Bonne soirée Calystee.
Il y a aussi des épitaphes chrétiennes en expo permanente si je me souviens bien...
Le chemin des deux amants partait effectivement dudit tombeau contournait l'arête de l'Observance puis coupait jusqu'aux flans de Montribloud qu'elle gravissait (et gravit toujours sous le viaduc de l'A6) enfin atteignait les pâtures et les riches maisons de campagne de Champvert où avant que de joindre l'actuelle avenue Barthélémy Buyer elle donna le nom à un quartier.
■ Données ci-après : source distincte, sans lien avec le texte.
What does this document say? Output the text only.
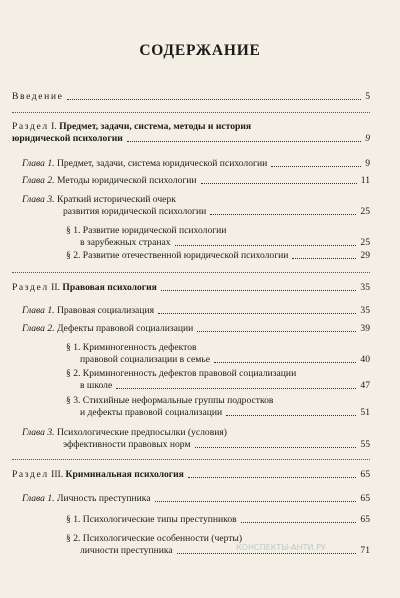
СОДЕРЖАНИЕ
Введение	5
Раздел I. Предмет, задачи, система, методы и история
юридической психологии	9
Глава 1. Предмет, задачи, система юридической психологии	9
Глава 2. Методы юридической психологии	11
Глава 3. Краткий исторический очерк
развития юридической психологии	25
§ 1. Развитие юридической психологии
в зарубежных странах	25
§ 2. Развитие отечественной юридической психологии	29
Раздел II. Правовая психология	35
Глава 1. Правовая социализация	35
Глава 2. Дефекты правовой социализации	39
§ 1. Криминогенность дефектов
правовой социализации в семье	40
§ 2. Криминогенность дефектов правовой социализации
в школе	47
§ 3. Стихийные неформальные группы подростков
и дефекты правовой социализации	51
Глава 3. Психологические предпосылки (условия)
эффективности правовых норм	55
Раздел III. Криминальная психология	65
Глава 1. Личность преступника	65
§ 1. Психологические типы преступников	65
§ 2. Психологические особенности (черты)
личности преступника	71
КОНСПЕКТЫ-АНТИ.РУ
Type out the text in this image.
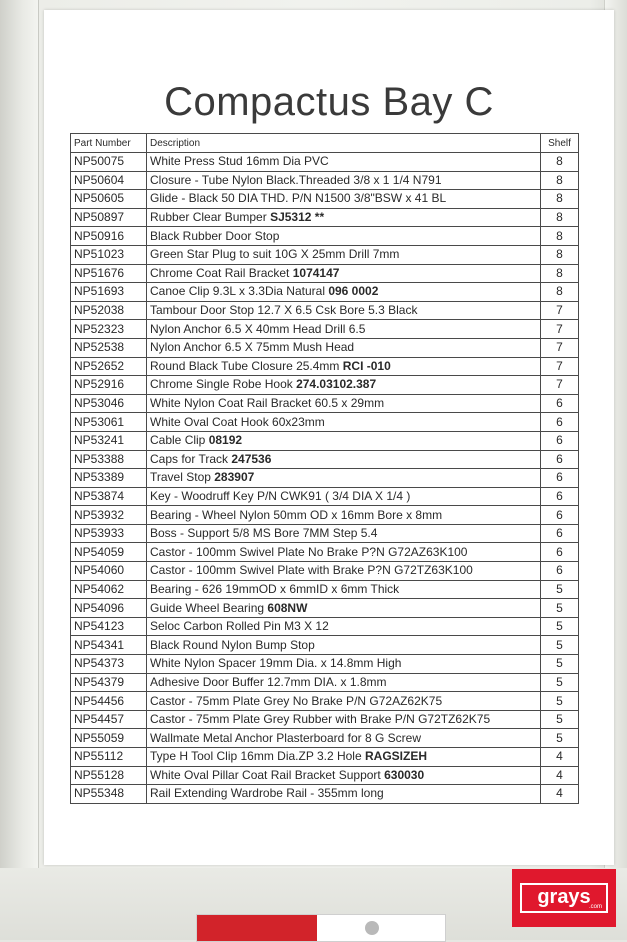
Compactus Bay C
Part Number	Description	Shelf
NP50075	White Press Stud 16mm Dia PVC	8
NP50604	Closure - Tube Nylon Black.Threaded 3/8 x 1 1/4 N791	8
NP50605	Glide - Black 50 DIA THD. P/N N1500 3/8"BSW x 41 BL	8
NP50897	Rubber Clear Bumper SJ5312 **	8
NP50916	Black Rubber Door Stop	8
NP51023	Green Star Plug to suit 10G X 25mm Drill 7mm	8
NP51676	Chrome Coat Rail Bracket 1074147	8
NP51693	Canoe Clip 9.3L x 3.3Dia Natural 096 0002	8
NP52038	Tambour Door Stop 12.7 X 6.5 Csk Bore 5.3 Black	7
NP52323	Nylon Anchor 6.5 X 40mm Head Drill 6.5	7
NP52538	Nylon Anchor 6.5 X 75mm Mush Head	7
NP52652	Round Black Tube Closure 25.4mm RCI -010	7
NP52916	Chrome Single Robe Hook 274.03102.387	7
NP53046	White Nylon Coat Rail Bracket 60.5 x 29mm	6
NP53061	White Oval Coat Hook 60x23mm	6
NP53241	Cable Clip 08192	6
NP53388	Caps for Track 247536	6
NP53389	Travel Stop 283907	6
NP53874	Key - Woodruff Key P/N CWK91 ( 3/4 DIA X 1/4 )	6
NP53932	Bearing - Wheel Nylon 50mm OD x 16mm Bore x 8mm	6
NP53933	Boss - Support 5/8 MS Bore 7MM Step 5.4	6
NP54059	Castor - 100mm Swivel Plate No Brake P?N G72AZ63K100	6
NP54060	Castor - 100mm Swivel Plate with Brake P?N G72TZ63K100	6
NP54062	Bearing - 626 19mmOD x 6mmID x 6mm Thick	5
NP54096	Guide Wheel Bearing 608NW	5
NP54123	Seloc Carbon Rolled Pin M3 X 12	5
NP54341	Black Round Nylon Bump Stop	5
NP54373	White Nylon Spacer 19mm Dia. x 14.8mm High	5
NP54379	Adhesive Door Buffer 12.7mm DIA. x 1.8mm	5
NP54456	Castor - 75mm Plate Grey No Brake P/N G72AZ62K75	5
NP54457	Castor - 75mm Plate Grey Rubber with Brake P/N G72TZ62K75	5
NP55059	Wallmate Metal Anchor Plasterboard for 8 G Screw	5
NP55112	Type H Tool Clip 16mm Dia.ZP 3.2 Hole RAGSIZEH	4
NP55128	White Oval Pillar Coat Rail Bracket Support 630030	4
NP55348	Rail Extending Wardrobe Rail - 355mm long	4
grays
.com
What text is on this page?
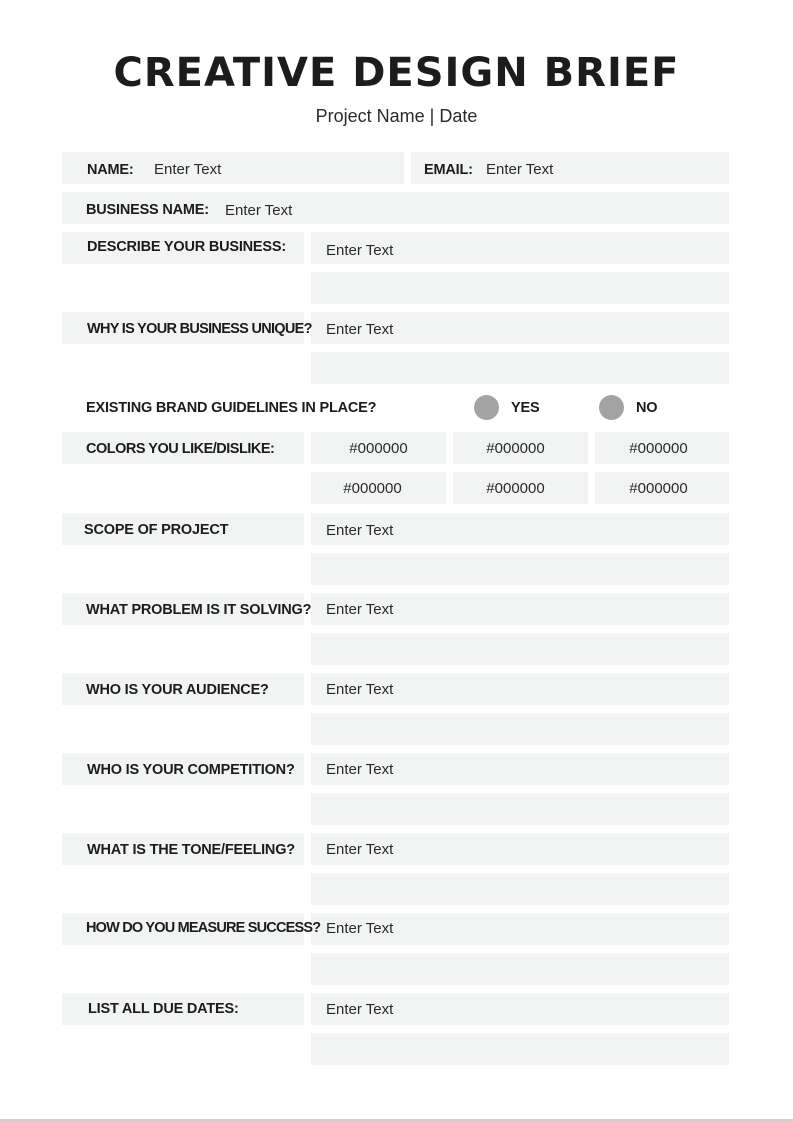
CREATIVE DESIGN BRIEF
Project Name | Date
NAME: Enter Text	EMAIL: Enter Text
BUSINESS NAME: Enter Text
DESCRIBE YOUR BUSINESS:	Enter Text
WHY IS YOUR BUSINESS UNIQUE? Enter Text
EXISTING BRAND GUIDELINES IN PLACE?	YES	NO
COLORS YOU LIKE/DISLIKE:	#000000	#000000	#000000
#000000	#000000	#000000
SCOPE OF PROJECT	Enter Text
WHAT PROBLEM IS IT SOLVING? Enter Text
WHO IS YOUR AUDIENCE?	Enter Text
WHO IS YOUR COMPETITION? Enter Text
WHAT IS THE TONE/FEELING? Enter Text
HOW DO YOU MEASURE SUCCESS? Enter Text
LIST ALL DUE DATES:	Enter Text
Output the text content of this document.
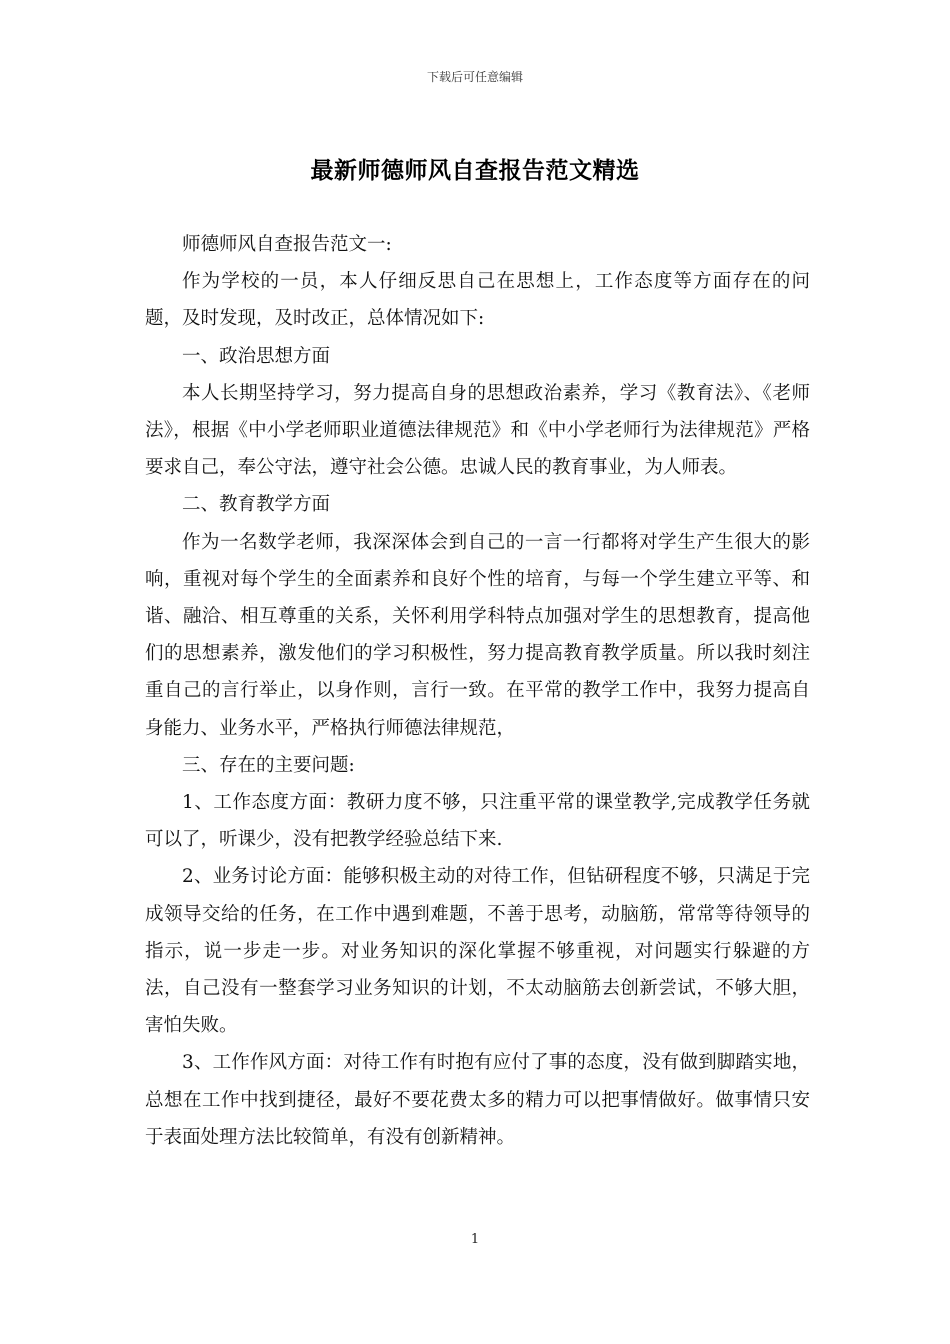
下载后可任意编辑
最新师德师风自查报告范文精选

师德师风自查报告范文一:

作为学校的一员，本人仔细反思自己在思想上，工作态度等方面存在的问题，及时发现，及时改正，总体情况如下:

一、政治思想方面

本人长期坚持学习，努力提高自身的思想政治素养，学习《教育法》、《老师法》，根据《中小学老师职业道德法律规范》和《中小学老师行为法律规范》严格要求自己，奉公守法，遵守社会公德。忠诚人民的教育事业，为人师表。

二、教育教学方面

作为一名数学老师，我深深体会到自己的一言一行都将对学生产生很大的影响，重视对每个学生的全面素养和良好个性的培育，与每一个学生建立平等、和谐、融洽、相互尊重的关系，关怀利用学科特点加强对学生的思想教育，提高他们的思想素养，激发他们的学习积极性，努力提高教育教学质量。所以我时刻注重自己的言行举止，以身作则，言行一致。在平常的教学工作中，我努力提高自身能力、业务水平，严格执行师德法律规范，

三、存在的主要问题:

1、工作态度方面：教研力度不够，只注重平常的课堂教学,完成教学任务就可以了，听课少，没有把教学经验总结下来.

2、业务讨论方面：能够积极主动的对待工作，但钻研程度不够，只满足于完成领导交给的任务，在工作中遇到难题，不善于思考，动脑筋，常常等待领导的指示，说一步走一步。对业务知识的深化掌握不够重视，对问题实行躲避的方法，自己没有一整套学习业务知识的计划，不太动脑筋去创新尝试，不够大胆，害怕失败。

3、工作作风方面：对待工作有时抱有应付了事的态度，没有做到脚踏实地，总想在工作中找到捷径，最好不要花费太多的精力可以把事情做好。做事情只安于表面处理方法比较简单，有没有创新精神。

1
Pour les épitaphes, il y en avait aussi des fausses, des canulars inventés aux XVe et XVIe siècles ! Annius de Viterbe par exemple. A Bologne c'est l'inscription Aelia Lelia Crispis
En latin pour l'exercice :
D M
Aelia Laelia Crispis
Nec uir nec mulier nec androgyna
Nec puella nec iuuenis nec anus
Nec casta nec meretrix nec pudica
sed omnia sublata
Neque fame neque ferro neque ueneno
Sed omnibus
Nec coelo nec aquis nec terris
Sed ubique iacet
Lucius Agatho Priscius
Nec maritus nec amator nec necessarius
Neque moerens neque gaudens neque flens
Hanc nec molem nec pyramidem nec sepulchrum
Sed omnia
Scit et nescit cui posuerit
Hoc est sepulchrum intus cadaver non habens
Hoc est cadaver sepulchrum extra non habens
Sed cadaver idem est et sepulchrum sibi
Bonne traduction ! (Ps : la correction semble être sur Wikipedia)
Et bonne journée à toi, Anna. Je ne connaissais pas ce symbole du Jugement dernier.
La traduction fut bonne.... sur Wikipedia.
Oui, il y en a en expo permanente, bien sûr. Un ami vient aussi de me dire que serait également exposé au Musée un calendrier gaulois. Je me demande comment j'ai pu passer à côté depuis tant d'années et tant de visites!
J'ignorais qu'il y avait un espace pour les expositions temporaires au musée de Fourvière.
Très amusant ces épitaphes que l'on aurait effectivement pu croire modernes.
Si, tout en bas, là où de grandes portes s'ouvrent sur l'extérieur et permettent aux camionnettes de décharger leur précieux chargement.